How do tigers eat their food?

I’m referring to tigers in the wild eating their recently deceased prey animals. Clearly this is different to captive tigers being fed by a zookeeper. For large prey animals tigers employ a suffocating throat bite which is positioned just below the junction of the jaw and neck. It crushes the animal’s trachea. Tigers hold the neck close to the ground so the prey cannot right itself or stand. The bite is often maintained beyond the moment of death.

Tiger
Tiger. I can’t show the bloodied carcass of tiger prey or the bloodied face of a feeding tiger as advertisers don’t like it. Sorry. You’ll have to imagine it. Photo: National Geographic (believed) or in the public domain.

Tigers take their prey into a safe and covered area before feeding. They will often start by feeding on the rump or on the buttocks. Afterwards they open the body cavity. They remove the stomach and leave it aside. They then drag the carcass a short distance before continuing to feed. Tigers eat in the prone position while they rest on their elbows.

They use their shearing molar teeth which are called carnassials to open up carcasses and to slice off chunks of meat (flesh). The use their tongues, which as for of all cat species (and spotted hyenas) have keratin spikes or papillae pointing backwards, to rasp off flesh from the bones.

Sometimes tigers hold onto bones between their paws to steady it while they eat. Or they might place a paw on top of a chunk of flesh while tearing off pieces. Sometimes they use their paws to handle their food. They usually eat and then rest and then eat again in stages. During resting they lie close to the animal’s carcass. They do this until most of the edible parts have been consumed.

A report recounts a Chitwan tiger spending three days on average with each large animal kill. She consumed an average of 46 kilograms of flesh over these three days. Tigers cover the carcass if they want to go for a drink or find another place to rest. They use dirt, leaves grass and even rocks to cover the carcass.

After feeding on a carcass for several days, if it’s a large prey item, the carcass may be dismembered and the bones scattered over a small area. Small prey items are eaten quickly and animals weighing about 20 kg are often eaten at a single sitting. This will include for example a barking deer or young chital.

Work by a scientist called Schaller indicates that an adult tiger consumes 18 to 27 kg of food during a night. Another scientist recorded a large male tiger eating 35 kg of flesh in one night. Larger kills provide enough food for a tiger for more than a week. However, if the meal is shared the duration between meals is much shorter. Another report tells us that a large domestic buffalo plus an adult cow were eaten in six days by four tigers.

It is reported that the maximum amount of flesh that a tiger can eat in 24 hours is about 1/5 of its own bodyweight. This translates to 45 kg for a large male tiger. At the end of their feeding the carcass will have decomposed and therefore during half the time of their feeding they are eating decomposing meat.

Tigers live in hot climates and in hot weather the flesh of dead animals putrefies in a couple of days but tigers, as mentioned, can feed on the same carcass for up to 5 days. The flesh is often liquefying and covered in maggots while they feed on it.

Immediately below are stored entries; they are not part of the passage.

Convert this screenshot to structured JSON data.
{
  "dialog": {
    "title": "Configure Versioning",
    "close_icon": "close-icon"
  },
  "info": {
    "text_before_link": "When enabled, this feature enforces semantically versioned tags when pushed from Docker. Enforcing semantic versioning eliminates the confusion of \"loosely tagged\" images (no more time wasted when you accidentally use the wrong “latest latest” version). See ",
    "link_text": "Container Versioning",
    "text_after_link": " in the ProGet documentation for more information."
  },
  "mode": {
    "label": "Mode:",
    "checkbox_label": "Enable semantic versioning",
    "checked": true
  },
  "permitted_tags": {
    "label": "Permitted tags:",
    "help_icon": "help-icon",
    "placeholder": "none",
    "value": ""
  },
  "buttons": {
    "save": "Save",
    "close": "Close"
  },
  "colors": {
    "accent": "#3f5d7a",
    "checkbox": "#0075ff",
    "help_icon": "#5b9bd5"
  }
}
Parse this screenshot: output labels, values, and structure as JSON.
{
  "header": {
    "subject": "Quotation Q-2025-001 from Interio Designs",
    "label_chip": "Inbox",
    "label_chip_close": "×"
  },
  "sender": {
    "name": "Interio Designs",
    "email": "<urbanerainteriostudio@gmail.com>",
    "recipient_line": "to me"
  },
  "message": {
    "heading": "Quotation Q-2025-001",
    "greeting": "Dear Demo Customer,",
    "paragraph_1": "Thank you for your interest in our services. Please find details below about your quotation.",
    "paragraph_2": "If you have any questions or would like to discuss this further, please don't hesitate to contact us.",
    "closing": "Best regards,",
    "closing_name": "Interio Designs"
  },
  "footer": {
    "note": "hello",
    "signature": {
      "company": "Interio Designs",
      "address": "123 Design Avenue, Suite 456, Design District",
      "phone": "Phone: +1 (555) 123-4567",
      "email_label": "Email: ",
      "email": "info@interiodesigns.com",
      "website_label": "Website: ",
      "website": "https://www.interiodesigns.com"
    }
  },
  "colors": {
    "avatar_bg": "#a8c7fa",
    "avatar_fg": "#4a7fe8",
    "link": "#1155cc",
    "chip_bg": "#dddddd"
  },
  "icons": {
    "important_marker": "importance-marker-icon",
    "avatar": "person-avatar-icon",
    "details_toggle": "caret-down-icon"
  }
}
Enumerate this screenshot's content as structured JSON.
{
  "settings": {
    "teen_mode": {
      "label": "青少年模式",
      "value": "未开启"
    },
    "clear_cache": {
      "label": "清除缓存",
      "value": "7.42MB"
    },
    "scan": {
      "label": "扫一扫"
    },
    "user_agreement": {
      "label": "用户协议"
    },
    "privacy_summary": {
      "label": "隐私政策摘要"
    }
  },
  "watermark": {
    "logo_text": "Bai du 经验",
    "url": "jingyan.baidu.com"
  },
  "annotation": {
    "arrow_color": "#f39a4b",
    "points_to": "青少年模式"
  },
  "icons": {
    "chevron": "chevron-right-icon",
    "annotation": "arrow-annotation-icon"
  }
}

A tiger’s strength is legendary as I have mentioned in a previous article. There are many stories of tigers dragging huge carcasses several times their weight over considerable distances. On one occasion a tiger in Myanmar dragged away a gaur bull weighing 770 kg. Thirteen men were unable to move the carcass even a yard. There are many records of tigers moving similar carcasses such as one tiger reportedly carrying a full grown horse for 500 m and another tiger carried an adult heifer up a 12 foot high embankment.

Tigers prefer to take their kills to a quiet shaded spot to feed. This provides them with cover. It depends upon the individual tiger as to whether they eat the kill on the spot or take them into cover.

One account is revealing:

Yesterday the tiger had covered up his kill at the spot where he had done his killing, but today it appeared to be his intention to remove his kill to as distant a place as possible from the scene of the killing. For 2 miles or more I followed the drag up the steep face of the densely wooded hill to where the tiger, when he had conveyed his heavy burden to within a few hundred yards of the crest, had got one of the cow’s hind legs fixed between two oak saplings. With a mighty jerk uphill the tiger tore the leg off a little below the hock and leaving that fixed between the saplings went on with his kill. The crest of the hill at the point where the tiger arrived with his kill was flat and overgrown with oak saplings a foot or 2 feet in girth. Under these trees, where there were no bushes or cover of any kind, the Tiger left his kill without making any attempt to cover it up.

That account comes from E.S. Dierenfeld from his work entitled, “Nutritional considerations in captive tiger management” published in “Tigers of the world: the biology, biopolitics, management, and conservation of an endangered species”.